Arts organisations braced for belt-tightening as Arts Council passes on Government cuts


Matilda Battersby
Tuesday 29 January 2013 19:20
Alan Davey, Chief Executive of Arts Council England
Alan Davey, Chief Executive of Arts Council England

More than 700 arts organisations supported by Arts Council England will receive a letter tomorrow detailing significant cuts in financial support as a result of an £11.6m reduction in its Government funding.

In December the Department for Culture, Media and Sport announced it would reduce the Arts Council’s grant aid by one per cent for 2013/14 (£3.9m) and two per cent (£7.7m) for 2014/2015.

Arts Council England chief executive Alan Davey, pictured, said at the time that he “had no choice but to pass latest cuts directly on to the organisations we fund on a regular basis”.

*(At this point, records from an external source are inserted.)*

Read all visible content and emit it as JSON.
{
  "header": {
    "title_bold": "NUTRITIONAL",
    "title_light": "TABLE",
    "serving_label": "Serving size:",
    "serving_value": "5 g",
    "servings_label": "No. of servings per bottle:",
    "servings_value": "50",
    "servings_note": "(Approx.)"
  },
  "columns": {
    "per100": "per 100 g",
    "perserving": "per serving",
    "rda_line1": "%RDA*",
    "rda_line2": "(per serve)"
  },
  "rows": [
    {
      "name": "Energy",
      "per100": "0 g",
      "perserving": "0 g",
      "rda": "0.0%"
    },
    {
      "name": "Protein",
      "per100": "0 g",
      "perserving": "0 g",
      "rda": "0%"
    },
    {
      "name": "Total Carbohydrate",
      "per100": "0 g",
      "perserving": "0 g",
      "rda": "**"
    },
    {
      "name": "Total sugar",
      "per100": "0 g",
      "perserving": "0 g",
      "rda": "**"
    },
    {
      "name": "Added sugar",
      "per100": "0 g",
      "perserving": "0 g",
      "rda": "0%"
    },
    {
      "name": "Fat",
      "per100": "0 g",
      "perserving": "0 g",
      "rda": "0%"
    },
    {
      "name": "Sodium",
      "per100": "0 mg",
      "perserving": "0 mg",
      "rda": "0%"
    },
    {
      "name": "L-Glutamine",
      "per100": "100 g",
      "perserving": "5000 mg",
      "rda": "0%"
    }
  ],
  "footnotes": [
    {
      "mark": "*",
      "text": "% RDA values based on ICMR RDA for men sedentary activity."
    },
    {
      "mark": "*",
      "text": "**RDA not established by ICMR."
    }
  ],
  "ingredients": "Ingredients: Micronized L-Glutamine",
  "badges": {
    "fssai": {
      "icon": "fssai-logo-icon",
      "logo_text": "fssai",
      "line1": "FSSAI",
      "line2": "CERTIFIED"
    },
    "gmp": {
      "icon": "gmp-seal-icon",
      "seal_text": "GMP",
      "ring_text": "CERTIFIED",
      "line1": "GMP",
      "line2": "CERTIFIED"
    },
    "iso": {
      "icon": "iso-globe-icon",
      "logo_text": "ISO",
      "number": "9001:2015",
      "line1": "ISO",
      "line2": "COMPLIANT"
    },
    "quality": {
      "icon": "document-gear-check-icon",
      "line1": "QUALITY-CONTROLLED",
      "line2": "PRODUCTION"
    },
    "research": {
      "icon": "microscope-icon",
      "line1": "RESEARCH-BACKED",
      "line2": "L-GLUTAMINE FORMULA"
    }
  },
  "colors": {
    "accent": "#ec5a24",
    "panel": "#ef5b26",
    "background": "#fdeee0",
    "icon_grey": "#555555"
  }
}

Each organisation receives different levels of funding but the changes will mean “challenging” cuts of as much as £50,000 this year for those receiving the highest Arts Council support.

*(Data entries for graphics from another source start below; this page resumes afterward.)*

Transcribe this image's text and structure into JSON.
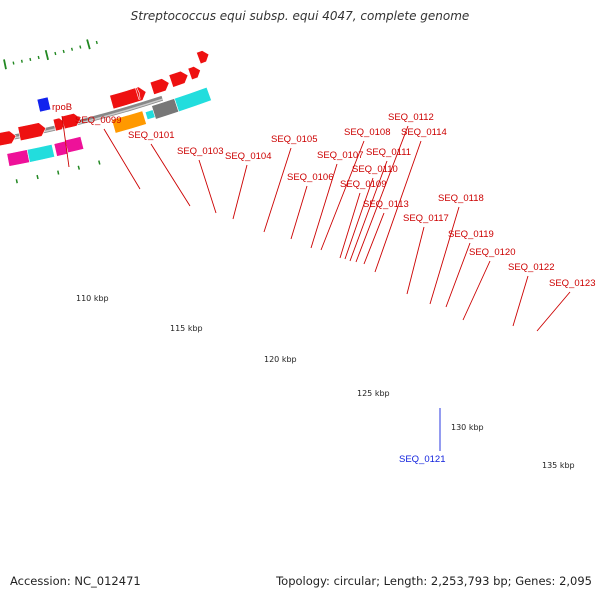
{
  "title": "Streptococcus equi subsp. equi 4047, complete genome",
  "accession": "Accession: NC_012471",
  "summary": "Topology: circular; Length: 2,253,793 bp; Genes: 2,095",
  "colors": {
    "cds": "#ee1111",
    "orange": "#ff9900",
    "gray": "#777777",
    "cyan": "#22dddd",
    "magenta": "#ee1199",
    "lime": "#99ee33",
    "green": "#559933",
    "blue": "#1122ee",
    "backbone": "#999999",
    "tick": "#228822"
  },
  "scale_labels": [
    "110 kbp",
    "115 kbp",
    "120 kbp",
    "125 kbp",
    "130 kbp",
    "135 kbp"
  ],
  "gene_labels": [
    {
      "text": "rpoB",
      "color": "#cc0000"
    },
    {
      "text": "SEQ_0099",
      "color": "#cc0000"
    },
    {
      "text": "SEQ_0101",
      "color": "#cc0000"
    },
    {
      "text": "SEQ_0103",
      "color": "#cc0000"
    },
    {
      "text": "SEQ_0104",
      "color": "#cc0000"
    },
    {
      "text": "SEQ_0105",
      "color": "#cc0000"
    },
    {
      "text": "SEQ_0106",
      "color": "#cc0000"
    },
    {
      "text": "SEQ_0107",
      "color": "#cc0000"
    },
    {
      "text": "SEQ_0108",
      "color": "#cc0000"
    },
    {
      "text": "SEQ_0109",
      "color": "#cc0000"
    },
    {
      "text": "SEQ_0110",
      "color": "#cc0000"
    },
    {
      "text": "SEQ_0111",
      "color": "#cc0000"
    },
    {
      "text": "SEQ_0112",
      "color": "#cc0000"
    },
    {
      "text": "SEQ_0113",
      "color": "#cc0000"
    },
    {
      "text": "SEQ_0114",
      "color": "#cc0000"
    },
    {
      "text": "SEQ_0117",
      "color": "#cc0000"
    },
    {
      "text": "SEQ_0118",
      "color": "#cc0000"
    },
    {
      "text": "SEQ_0119",
      "color": "#cc0000"
    },
    {
      "text": "SEQ_0120",
      "color": "#cc0000"
    },
    {
      "text": "SEQ_0122",
      "color": "#cc0000"
    },
    {
      "text": "SEQ_0123",
      "color": "#cc0000"
    },
    {
      "text": "SEQ_0121",
      "color": "#1122dd"
    }
  ]
}
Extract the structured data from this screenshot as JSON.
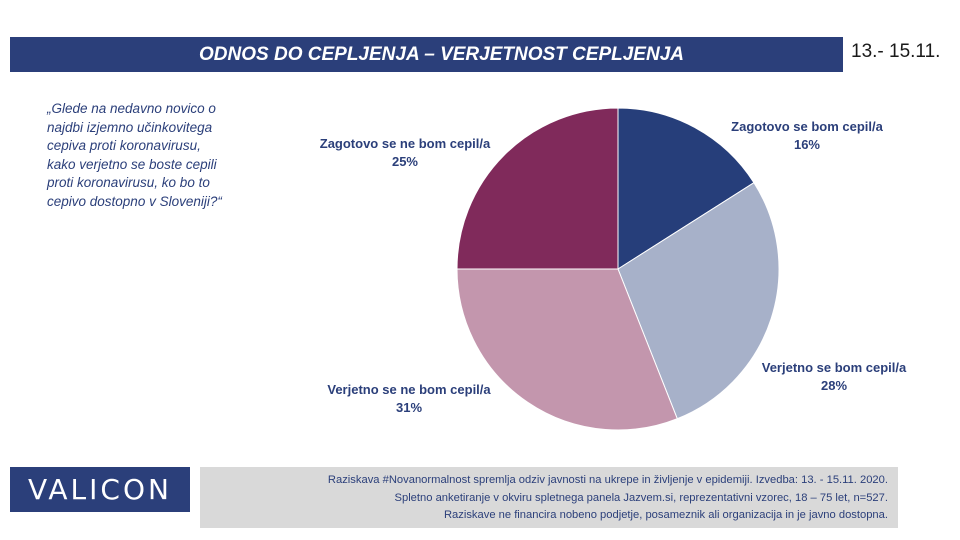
{
  "header": {
    "title": "ODNOS DO CEPLJENJA – VERJETNOST CEPLJENJA",
    "date": "13.- 15.11."
  },
  "question": "„Glede na nedavno novico o najdbi izjemno učinkovitega cepiva proti koronavirusu, kako verjetno se boste cepili proti koronavirusu, ko bo to cepivo dostopno v Sloveniji?“",
  "chart_data": {
    "type": "pie",
    "title": "",
    "start_angle_deg": 0,
    "direction": "clockwise",
    "slices": [
      {
        "name": "Zagotovo se bom cepil/a",
        "value": 16,
        "label": "16%",
        "color": "#263e7a"
      },
      {
        "name": "Verjetno se bom cepil/a",
        "value": 28,
        "label": "28%",
        "color": "#a7b1c9"
      },
      {
        "name": "Verjetno se ne bom cepil/a",
        "value": 31,
        "label": "31%",
        "color": "#c396ad"
      },
      {
        "name": "Zagotovo se ne bom cepil/a",
        "value": 25,
        "label": "25%",
        "color": "#802a5b"
      }
    ]
  },
  "brand": {
    "logo_text": "VALICON",
    "color": "#2b3f7a"
  },
  "footer": {
    "lines": [
      "Raziskava #Novanormalnost spremlja odziv javnosti na ukrepe in življenje v epidemiji. Izvedba: 13. - 15.11. 2020.",
      "Spletno anketiranje v okviru spletnega panela Jazvem.si, reprezentativni vzorec, 18 – 75 let, n=527.",
      "Raziskave ne financira nobeno podjetje, posameznik ali organizacija in je javno dostopna."
    ]
  }
}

The Arts Council wrote to all members of its national portfolio organisations and museums in December to inform them that the reductions in its grant would need to be passed on to the institutions it funds regularly.

The letters sent out today state: “Although these cuts are relatively small, we recognise that even a modest reduction in our funding to you could be challenging given the current economic climate.”

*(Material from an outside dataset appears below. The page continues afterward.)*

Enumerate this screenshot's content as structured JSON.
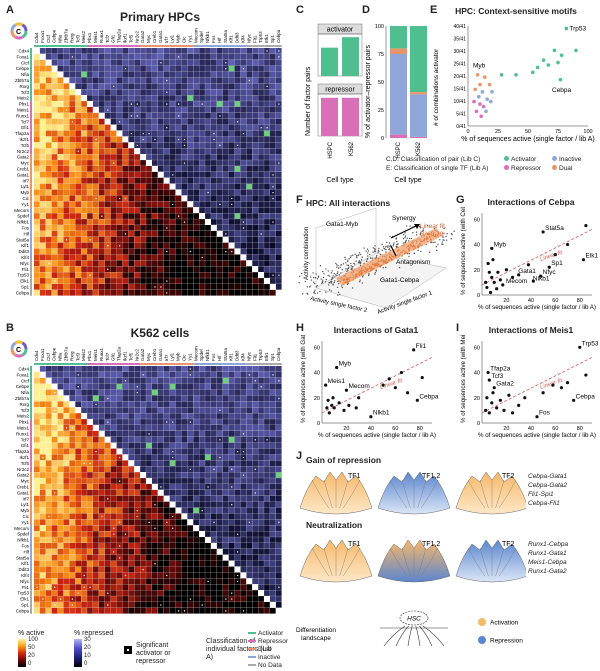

Arts funding across the board has seen a significant decrease since Arts Council budgets were slashed by 30 per cent in 2010 and local authority culture budgets have also fallen.

The reduction in Government support for the Arts Council has been criticised by Paul Hobson, director of the Contemporary Art Society, a philanthropic organisation which awards commissions to regional galleries, which will be affected by the Arts Council cuts.

“Government spending on the arts is already miniscule – it represents a paltry 0.5 per cent of its overall budget,” Hobson told The Independent.

“The Arts Council is to be commended for doing the best it can to accommodate severe cuts in order to protect front-line arts provision. But for many of the arts organisations it funds, they are also being hit twice by local authority budget cuts, resulting in redundancies, reduced programming and closures across the UK.”

Last November Nicholas Hytner, the artistic director of the National Theatre, warned of a “clear and present danger” for regional theatre in Britain if the Government continues to “neglect” the arts.

“The double blow suffered by regional theatres not just from Art’s Council funding but Local Authority funding put them in clear and present danger,” he said.

Hobson said: “We should remember that the creative industries are worth £26bn and account for 1.5m jobs in the UK, not to mention the devastating effect these reckless cuts are having on our cultural life, in diminishing the role the arts play in regenerating cities and in driving tourism to this country.”

The Arts Council was told to cut its administration costs by 50 per cent as part of the 2010 Government spending review which saw its annual budget drop from £449m to £349m by 2015.

It announced in October it was cutting staff numbers from around 559 jobs to 442 and reducing the numbers of executive directors from eight to four.